Google completed its stock split today, roughly halving the value of individual shares while doubling the total number of shares available. This is a common practice for companies whose shares have reached and sustained an expensive all-time high. Google's stock price had topped $1,000 in recent months — by splitting its stock Google makes it cheaper and more attractive to small retail investors. It also gives itself more shares, which are an essential tool for hiring top talent and completing big mergers and acquisitions.

The unusual thing about today's split was that it didn't simply double the number of existing shares; it also splits them into multiple types. It created a new kind of shares, Class C stock, which will trade under a different ticker symbol and won't have any of the voting rights associated with the existing Class A stock that has long been available on the public markets.

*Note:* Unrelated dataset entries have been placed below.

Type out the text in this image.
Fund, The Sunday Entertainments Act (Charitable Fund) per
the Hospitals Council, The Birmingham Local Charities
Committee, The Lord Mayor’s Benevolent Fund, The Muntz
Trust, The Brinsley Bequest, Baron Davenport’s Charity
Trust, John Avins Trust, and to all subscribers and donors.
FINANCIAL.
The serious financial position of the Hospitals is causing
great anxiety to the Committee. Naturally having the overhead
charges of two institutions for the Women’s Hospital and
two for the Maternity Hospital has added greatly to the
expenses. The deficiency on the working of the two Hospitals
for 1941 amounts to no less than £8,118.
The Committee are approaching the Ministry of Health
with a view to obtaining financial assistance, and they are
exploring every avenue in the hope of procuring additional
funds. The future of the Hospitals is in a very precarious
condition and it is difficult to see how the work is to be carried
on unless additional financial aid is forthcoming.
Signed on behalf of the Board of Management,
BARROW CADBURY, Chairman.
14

Critics would call it another example of the company flouting its "don't be evil" motto

The move is intended to allow the current executives to retain firm control over the company. Critics say that Google's approach undermines the rights of shareholders, just another example of the company flouting its "don't be evil" motto. If the new Class C shares were the only ones available to the public, then this argument would hold water. But it's not the whole story.

Firstly, Google has always had a multitiered system of shares. Before today there were the Class A shares available to the public along with the Class B shares, which had 10 times the voting rights and are largely controlled by top executives like Larry Page, Sergey Brin, and Eric Schmidt, effectively giving them control of over 61 percent of the votes.

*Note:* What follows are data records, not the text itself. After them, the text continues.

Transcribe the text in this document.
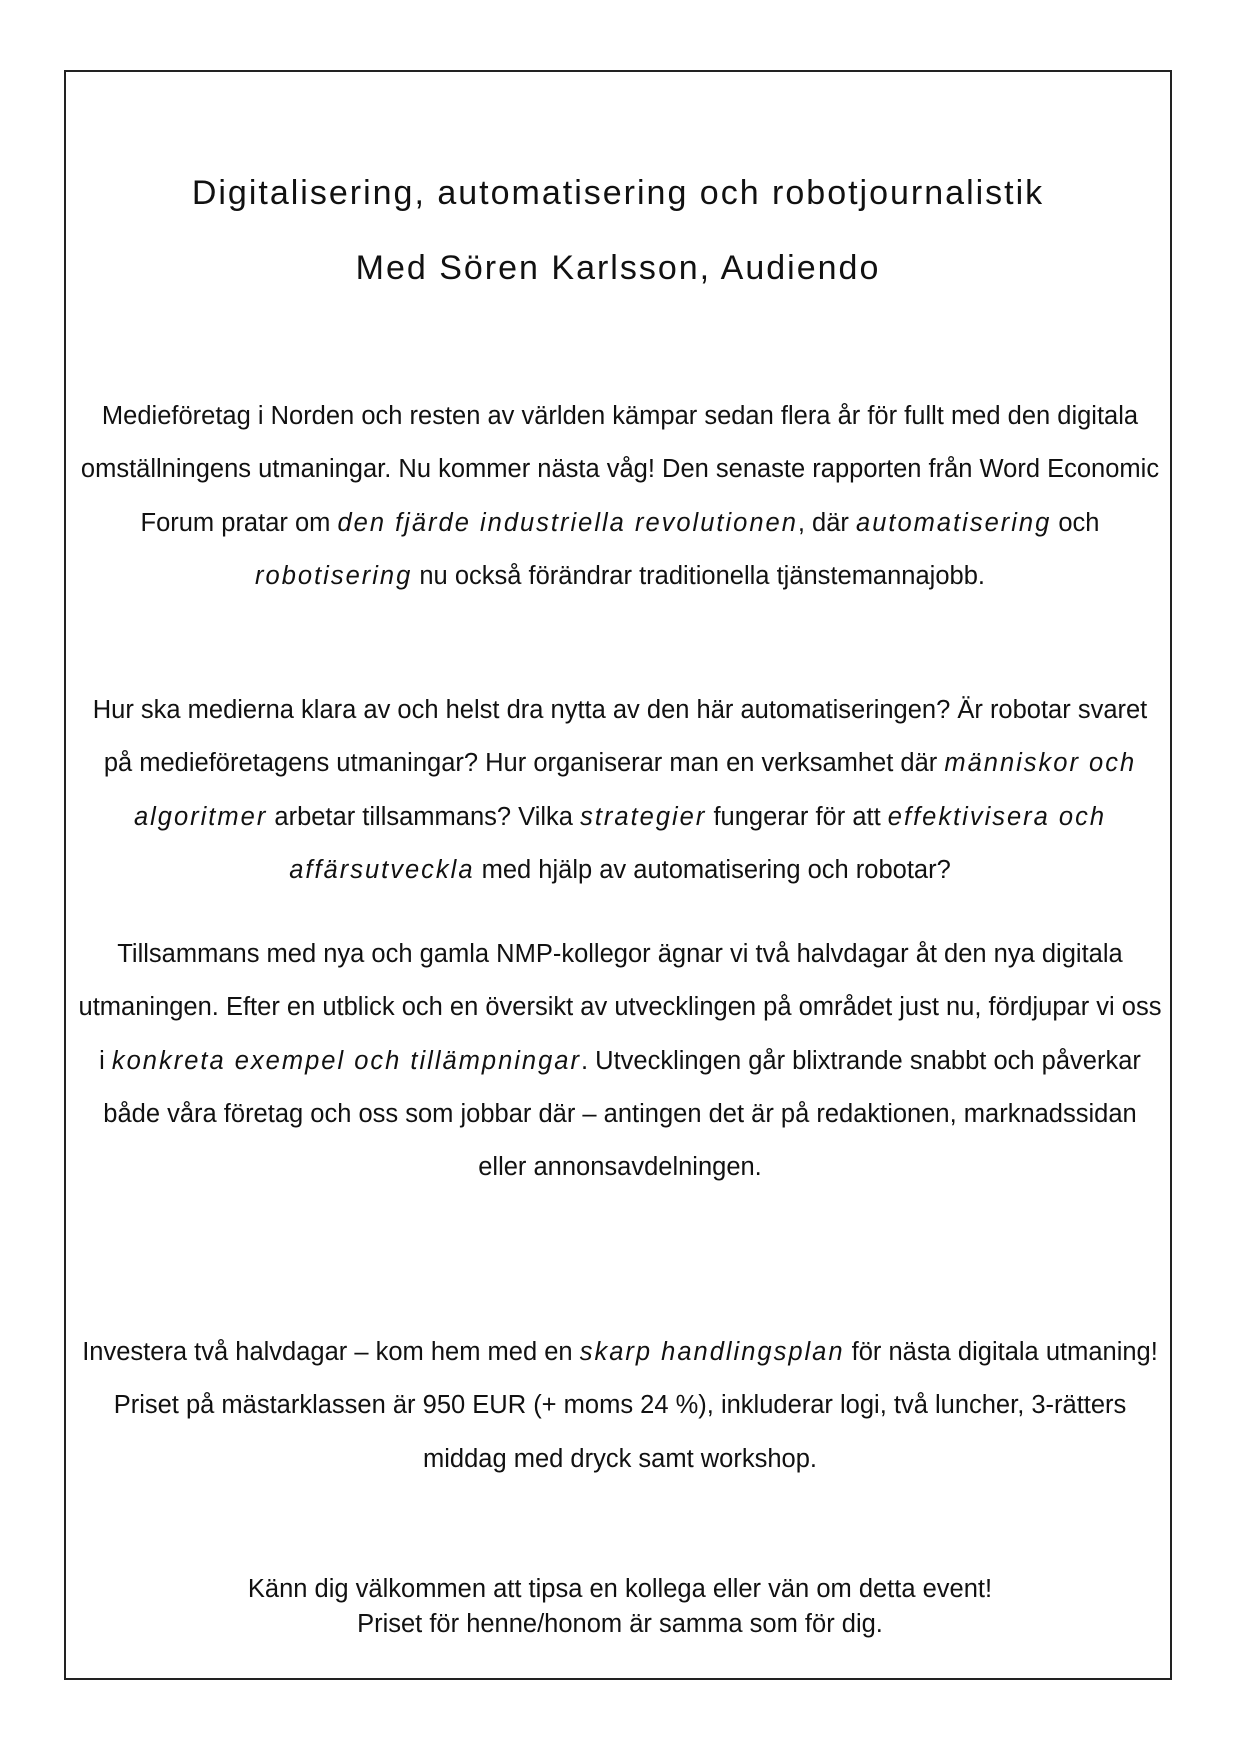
Digitalisering, automatisering och robotjournalistik
Med Sören Karlsson, Audiendo

Medieföretag i Norden och resten av världen kämpar sedan flera år för fullt med den digitala omställningens utmaningar. Nu kommer nästa våg! Den senaste rapporten från Word Economic Forum pratar om den fjärde industriella revolutionen, där automatisering och robotisering nu också förändrar traditionella tjänstemannajobb.

Hur ska medierna klara av och helst dra nytta av den här automatiseringen? Är robotar svaret på medieföretagens utmaningar? Hur organiserar man en verksamhet där människor och algoritmer arbetar tillsammans? Vilka strategier fungerar för att effektivisera och affärsutveckla med hjälp av automatisering och robotar?

Tillsammans med nya och gamla NMP-kollegor ägnar vi två halvdagar åt den nya digitala utmaningen. Efter en utblick och en översikt av utvecklingen på området just nu, fördjupar vi oss i konkreta exempel och tillämpningar. Utvecklingen går blixtrande snabbt och påverkar både våra företag och oss som jobbar där – antingen det är på redaktionen, marknadssidan eller annonsavdelningen.

Investera två halvdagar – kom hem med en skarp handlingsplan för nästa digitala utmaning! Priset på mästarklassen är 950 EUR (+ moms 24 %), inkluderar logi, två luncher, 3-rätters middag med dryck samt workshop.

Känn dig välkommen att tipsa en kollega eller vän om detta event!
Priset för henne/honom är samma som för dig.
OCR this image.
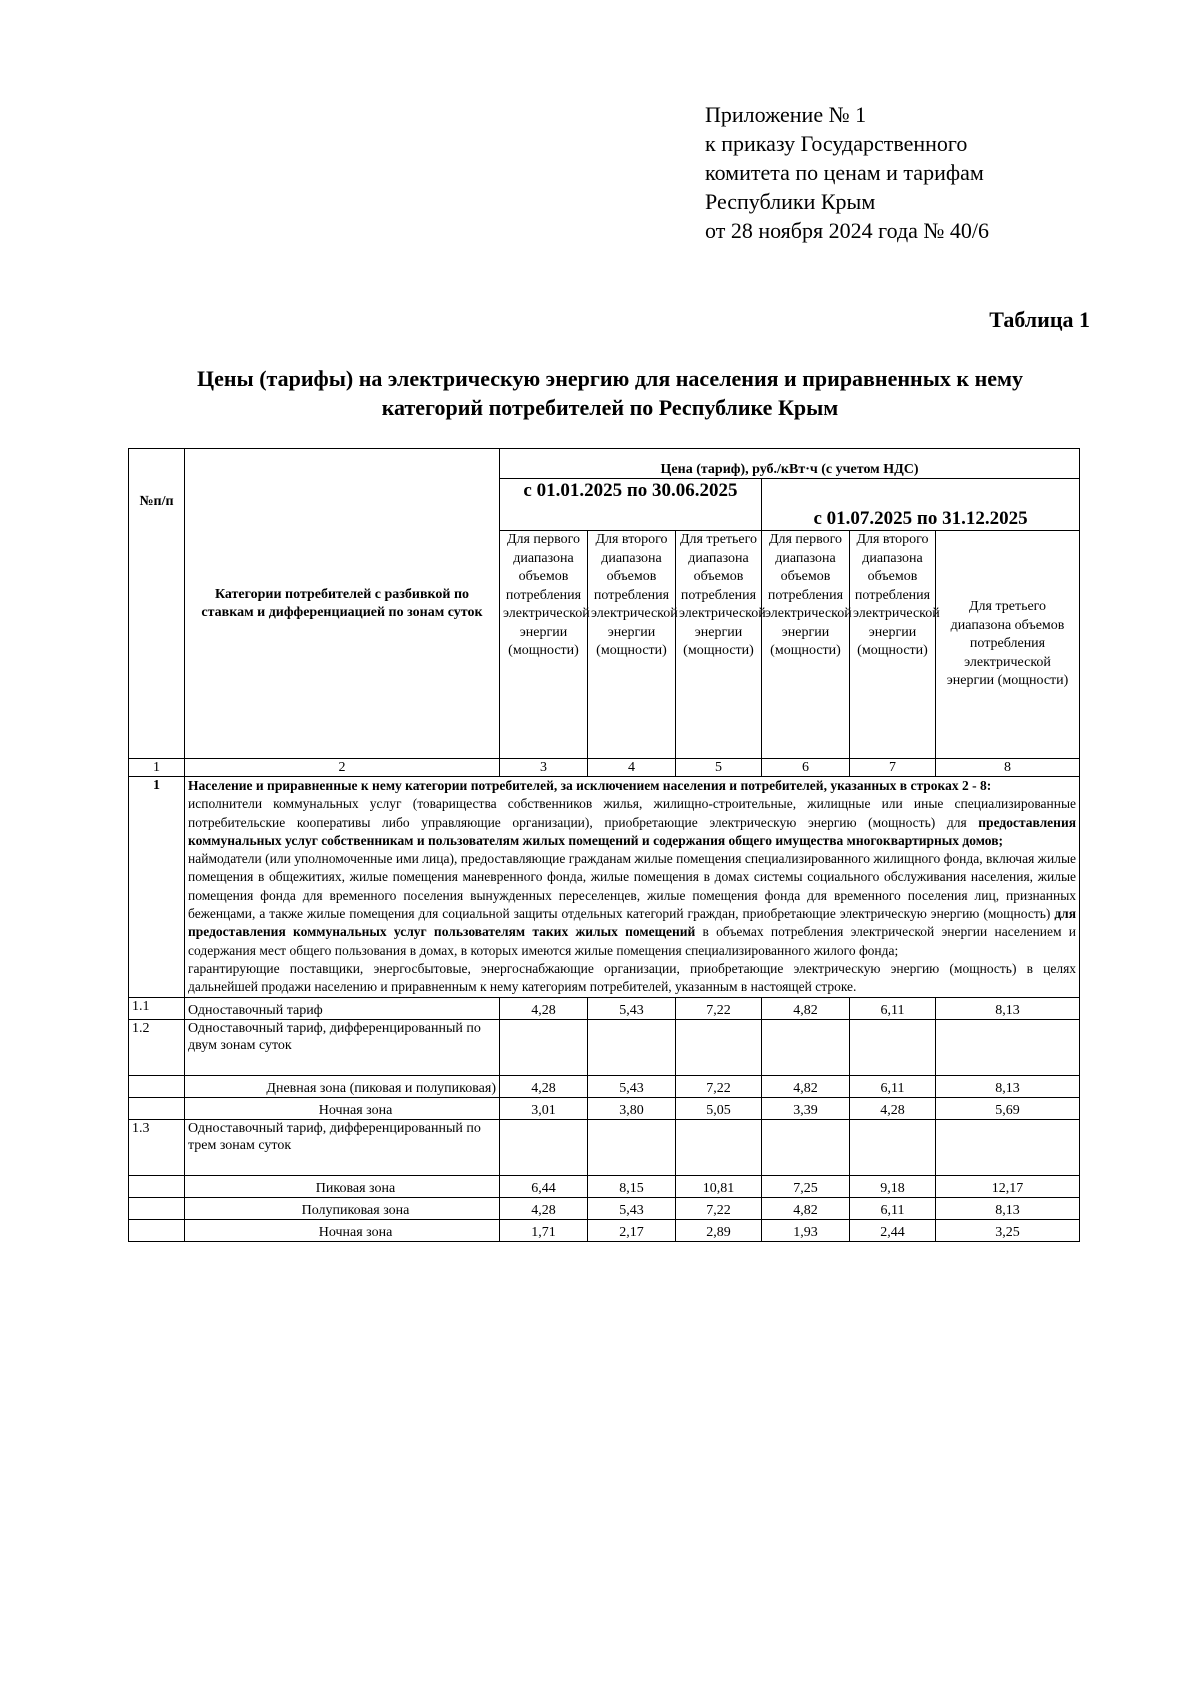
Приложение № 1
к приказу Государственного
комитета по ценам и тарифам
Республики Крым
от 28 ноября 2024 года № 40/6
Таблица 1
Цены (тарифы) на электрическую энергию для населения и приравненных к нему
категорий потребителей по Республике Крым
№п/п	Категории потребителей с разбивкой по ставкам и дифференциацией по зонам суток	Цена (тариф), руб./кВт·ч (с учетом НДС)					
		с 01.01.2025 по 30.06.2025			с 01.07.2025 по 31.12.2025		
		Для первого диапазона объемов потребления электрической энергии (мощности)	Для второго диапазона объемов потребления электрической энергии (мощности)	Для третьего диапазона объемов потребления электрической энергии (мощности)	Для первого диапазона объемов потребления электрической энергии (мощности)	Для второго диапазона объемов потребления электрической энергии (мощности)	Для третьего диапазона объемов потребления электрической энергии (мощности)
1	2	3	4	5	6	7	8
1	Население и приравненные к нему категории потребителей, за исключением населения и потребителей, указанных в строках 2 - 8:
исполнители коммунальных услуг (товарищества собственников жилья, жилищно-строительные, жилищные или иные специализированные потребительские кооперативы либо управляющие организации), приобретающие электрическую энергию (мощность) для предоставления коммунальных услуг собственникам и пользователям жилых помещений и содержания общего имущества многоквартирных домов;
наймодатели (или уполномоченные ими лица), предоставляющие гражданам жилые помещения специализированного жилищного фонда, включая жилые помещения в общежитиях, жилые помещения маневренного фонда, жилые помещения в домах системы социального обслуживания населения, жилые помещения фонда для временного поселения вынужденных переселенцев, жилые помещения фонда для временного поселения лиц, признанных беженцами, а также жилые помещения для социальной защиты отдельных категорий граждан, приобретающие электрическую энергию (мощность) для предоставления коммунальных услуг пользователям таких жилых помещений в объемах потребления электрической энергии населением и содержания мест общего пользования в домах, в которых имеются жилые помещения специализированного жилого фонда;
гарантирующие поставщики, энергосбытовые, энергоснабжающие организации, приобретающие электрическую энергию (мощность) в целях дальнейшей продажи населению и приравненным к нему категориям потребителей, указанным в настоящей строке.						
1.1	Одноставочный тариф	4,28	5,43	7,22	4,82	6,11	8,13
1.2	Одноставочный тариф, дифференцированный по двум зонам суток						
	Дневная зона (пиковая и полупиковая)	4,28	5,43	7,22	4,82	6,11	8,13
	Ночная зона	3,01	3,80	5,05	3,39	4,28	5,69
1.3	Одноставочный тариф, дифференцированный по трем зонам суток						
	Пиковая зона	6,44	8,15	10,81	7,25	9,18	12,17
	Полупиковая зона	4,28	5,43	7,22	4,82	6,11	8,13
	Ночная зона	1,71	2,17	2,89	1,93	2,44	3,25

Second, investors can still continue to purchase Class A shares if they want to have a say during Google's shareholder votes. The Class A and C shares will trade under different tickers, GOOGL and GOOG. In theory they are supposed to have the same price. But since the C shares have no voting rights, they may be cheaper. If there is a big spread, Google has agreed to pay up to $7.5 billion to investors to help cover the difference.

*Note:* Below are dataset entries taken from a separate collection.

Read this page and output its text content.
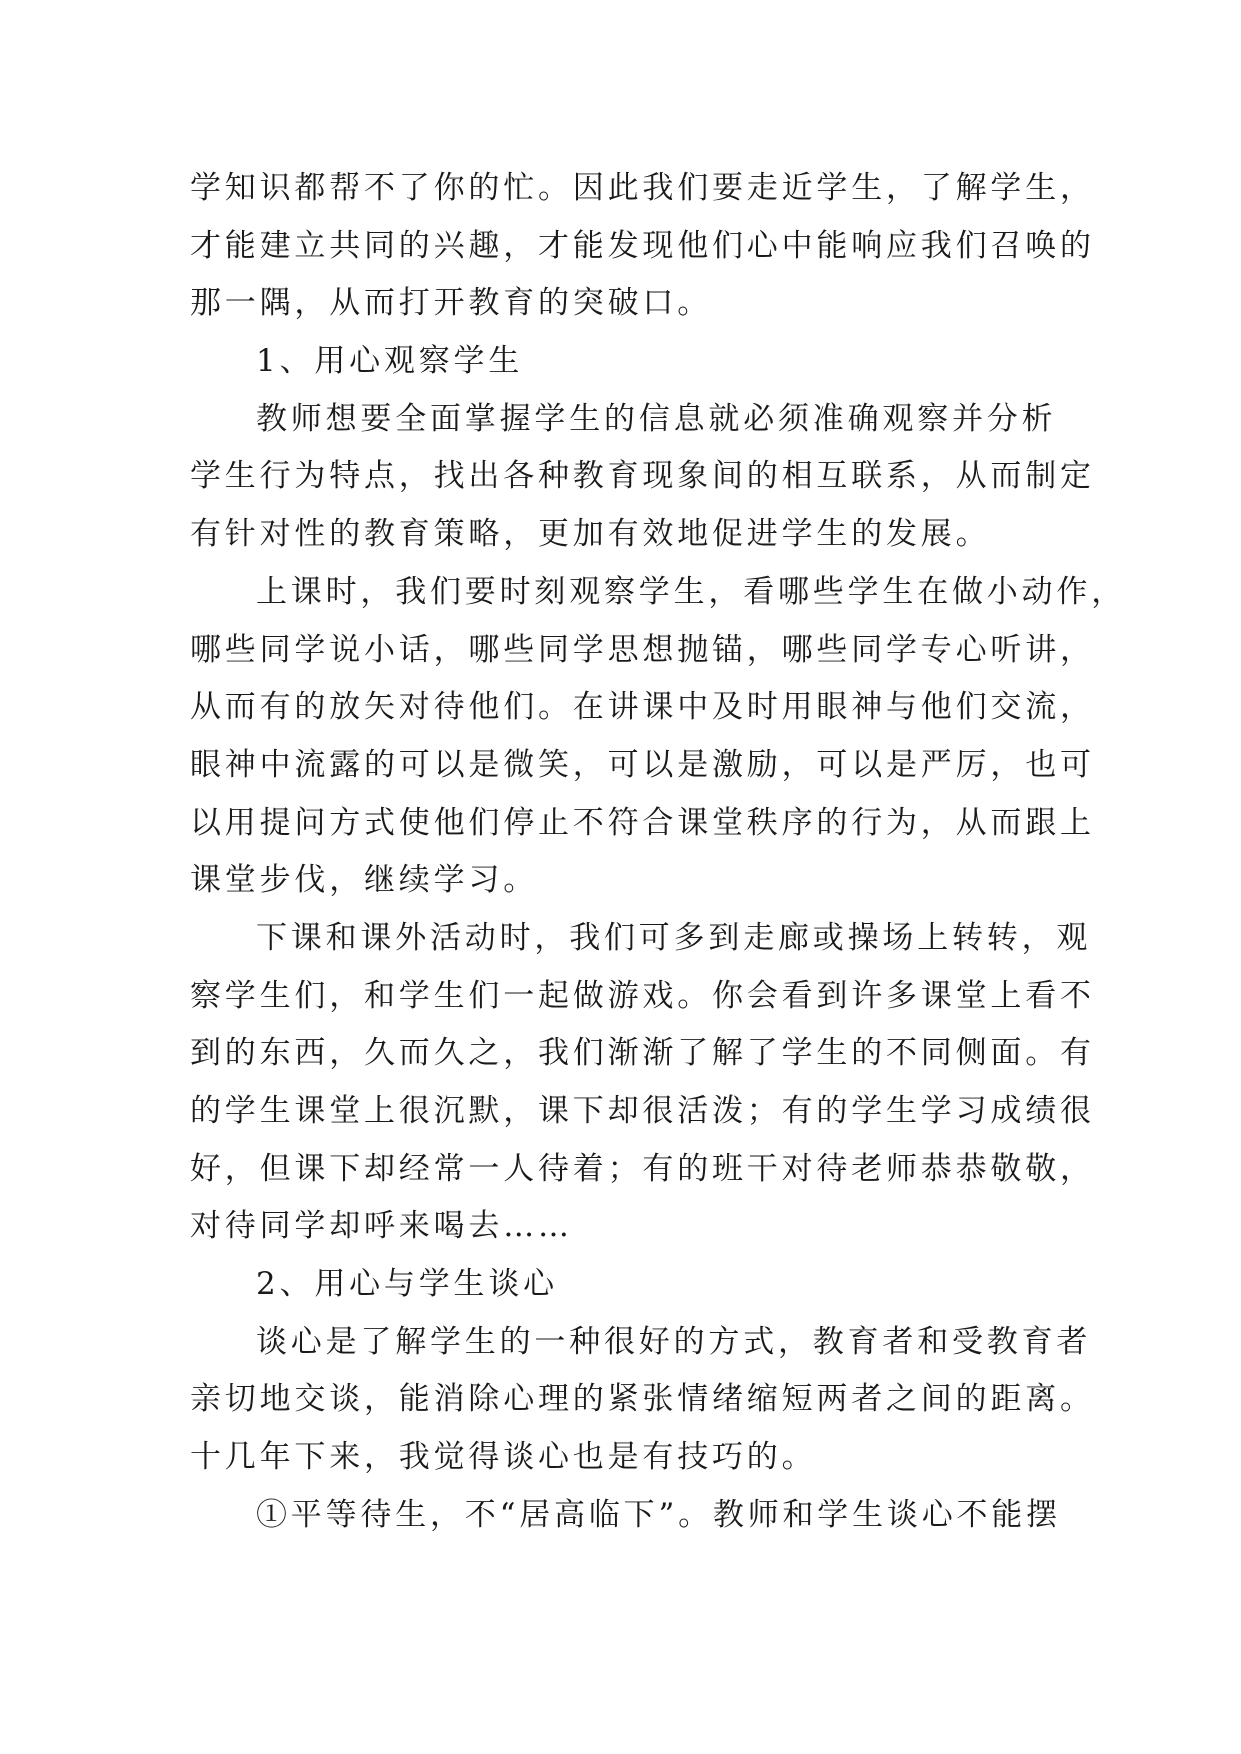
学知识都帮不了你的忙。因此我们要走近学生，了解学生，
才能建立共同的兴趣，才能发现他们心中能响应我们召唤的
那一隅，从而打开教育的突破口。
1、用心观察学生
教师想要全面掌握学生的信息就必须准确观察并分析
学生行为特点，找出各种教育现象间的相互联系，从而制定
有针对性的教育策略，更加有效地促进学生的发展。
上课时，我们要时刻观察学生，看哪些学生在做小动作，
哪些同学说小话，哪些同学思想抛锚，哪些同学专心听讲，
从而有的放矢对待他们。在讲课中及时用眼神与他们交流，
眼神中流露的可以是微笑，可以是激励，可以是严厉，也可
以用提问方式使他们停止不符合课堂秩序的行为，从而跟上
课堂步伐，继续学习。
下课和课外活动时，我们可多到走廊或操场上转转，观
察学生们，和学生们一起做游戏。你会看到许多课堂上看不
到的东西，久而久之，我们渐渐了解了学生的不同侧面。有
的学生课堂上很沉默，课下却很活泼；有的学生学习成绩很
好，但课下却经常一人待着；有的班干对待老师恭恭敬敬，
对待同学却呼来喝去……
2、用心与学生谈心
谈心是了解学生的一种很好的方式，教育者和受教育者
亲切地交谈，能消除心理的紧张情绪缩短两者之间的距离。
十几年下来，我觉得谈心也是有技巧的。
①平等待生，不“居高临下”。教师和学生谈心不能摆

A move to protect against activist investors

So investors will have a choice: buy the likely more expensive Class A shares with voting rights, or stick with the Class C shares, which don't give a vote, but still present investors with a chance to profit from Google's success in the future. For the majority of investors voting is a non-issue, since they will never have a large enough stake to make any meaningful impact.

And that's really the rub. This class of non-voting shares is intended to keep big players like activist investor Carl Icahn from coming in and buying up a big stake in Google now that the shares are cheaper, then trying to make demands about how the company should be run. It's got nothing to do with punishing the little guy.

Time will tell how the two classes of shares perform against one another. For small investors, the Class C shares could end up being a great bargain: you can essentially buy a stake in Google's future performance at a discount, giving up voting rights that are largely symbolic. And if the gap in price grows too large between your shares and the Class A stock, Google has promised it will literally pay to make up the difference.